Capital Chefs, Food and Drink, The Features

Capital Chefs: Spike Mendelsohn of The Sheppard

Spike Mendelsohn of Good Stuff Eatery

Spike Mendelsohn of Good Stuff Eatery

We’re revisiting our Capital Chefs feature with a series by music reporter Mickey McCarter. A lot has been happening recently in kitchens in D.C. restaurants, and Mickey takes a look into them from his usual seat at the bar in this series, which runs weekly on Thursdays.

Back in April during the James Beard Foundation’s Chefs Boot Camp for Policy and Change, Spike Mendelsohn cooked a whole pig for a feast. He used the pig’s head to make a 10-hour cheese head broth for a soup.
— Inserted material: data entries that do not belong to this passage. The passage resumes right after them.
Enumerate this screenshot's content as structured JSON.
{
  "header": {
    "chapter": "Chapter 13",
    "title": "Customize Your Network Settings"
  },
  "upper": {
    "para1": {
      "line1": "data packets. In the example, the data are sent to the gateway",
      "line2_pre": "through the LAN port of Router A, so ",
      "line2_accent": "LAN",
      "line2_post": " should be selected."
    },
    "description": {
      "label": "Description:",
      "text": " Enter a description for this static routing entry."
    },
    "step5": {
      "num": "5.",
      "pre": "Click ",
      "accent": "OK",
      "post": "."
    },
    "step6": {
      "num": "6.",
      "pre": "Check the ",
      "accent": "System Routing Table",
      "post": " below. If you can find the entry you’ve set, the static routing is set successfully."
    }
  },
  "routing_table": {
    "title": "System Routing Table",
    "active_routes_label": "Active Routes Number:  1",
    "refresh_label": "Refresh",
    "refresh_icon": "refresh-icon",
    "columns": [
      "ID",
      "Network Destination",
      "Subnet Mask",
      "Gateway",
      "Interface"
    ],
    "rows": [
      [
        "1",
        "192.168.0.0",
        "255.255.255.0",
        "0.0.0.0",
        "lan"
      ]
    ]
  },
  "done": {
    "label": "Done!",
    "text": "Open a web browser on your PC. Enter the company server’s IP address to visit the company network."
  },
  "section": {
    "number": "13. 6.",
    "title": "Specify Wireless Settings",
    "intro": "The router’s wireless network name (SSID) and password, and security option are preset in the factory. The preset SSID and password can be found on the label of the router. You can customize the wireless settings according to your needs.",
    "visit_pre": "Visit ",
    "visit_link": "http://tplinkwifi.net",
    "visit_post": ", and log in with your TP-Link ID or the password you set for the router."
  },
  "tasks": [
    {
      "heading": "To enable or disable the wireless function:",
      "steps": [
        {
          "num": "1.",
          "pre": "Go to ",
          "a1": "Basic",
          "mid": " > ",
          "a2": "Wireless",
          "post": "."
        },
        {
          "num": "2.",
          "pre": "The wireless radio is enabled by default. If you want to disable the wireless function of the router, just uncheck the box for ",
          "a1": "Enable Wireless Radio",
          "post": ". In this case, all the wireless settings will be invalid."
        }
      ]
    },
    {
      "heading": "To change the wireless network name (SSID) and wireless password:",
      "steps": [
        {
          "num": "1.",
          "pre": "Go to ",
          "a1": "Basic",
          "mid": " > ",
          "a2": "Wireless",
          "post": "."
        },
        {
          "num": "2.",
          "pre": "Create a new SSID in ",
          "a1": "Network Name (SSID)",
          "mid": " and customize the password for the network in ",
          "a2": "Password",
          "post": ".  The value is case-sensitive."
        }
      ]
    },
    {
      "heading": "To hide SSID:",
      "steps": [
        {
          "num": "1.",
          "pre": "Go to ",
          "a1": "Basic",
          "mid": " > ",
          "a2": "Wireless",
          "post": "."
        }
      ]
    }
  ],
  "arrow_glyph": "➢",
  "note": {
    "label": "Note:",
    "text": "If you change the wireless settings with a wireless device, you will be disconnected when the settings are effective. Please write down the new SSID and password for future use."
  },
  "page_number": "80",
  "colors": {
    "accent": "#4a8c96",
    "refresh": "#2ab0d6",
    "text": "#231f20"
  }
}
About halfway through, musician Jack Johnson wandered into the kitchen to check out Mendelsohn’s work. A long-time admirer of the folk rock surfer, the chef was over the moon, happy to share secrets of the soup with Johnson and his wife.

Soon, everyone ate the pig, and sat around a fire while Johnson played the guitar for hours. Afterward, they ate the soup.

“That was a pinnacle moment of my life where I got to meet a guy that I’ve always looked up to for numerous reasons,” Mendelsohn told me.

The happy encounter was no accident. Mendelsohn and 14 other chefs had gathered outside of San Francisco for the boot camp dedicated to bolstering the advocacy work of chefs and musicians.

“Not only did I meet him, but I was there as a peer of his. We were there to learn about the same thing and share ideas. As the weekend progressed in boot camp, we sacrificed a pig. It was part of the learning process of where food comes from and what is a good way to sacrifice a pig and what is the wrong way to sacrifice an animal for food.”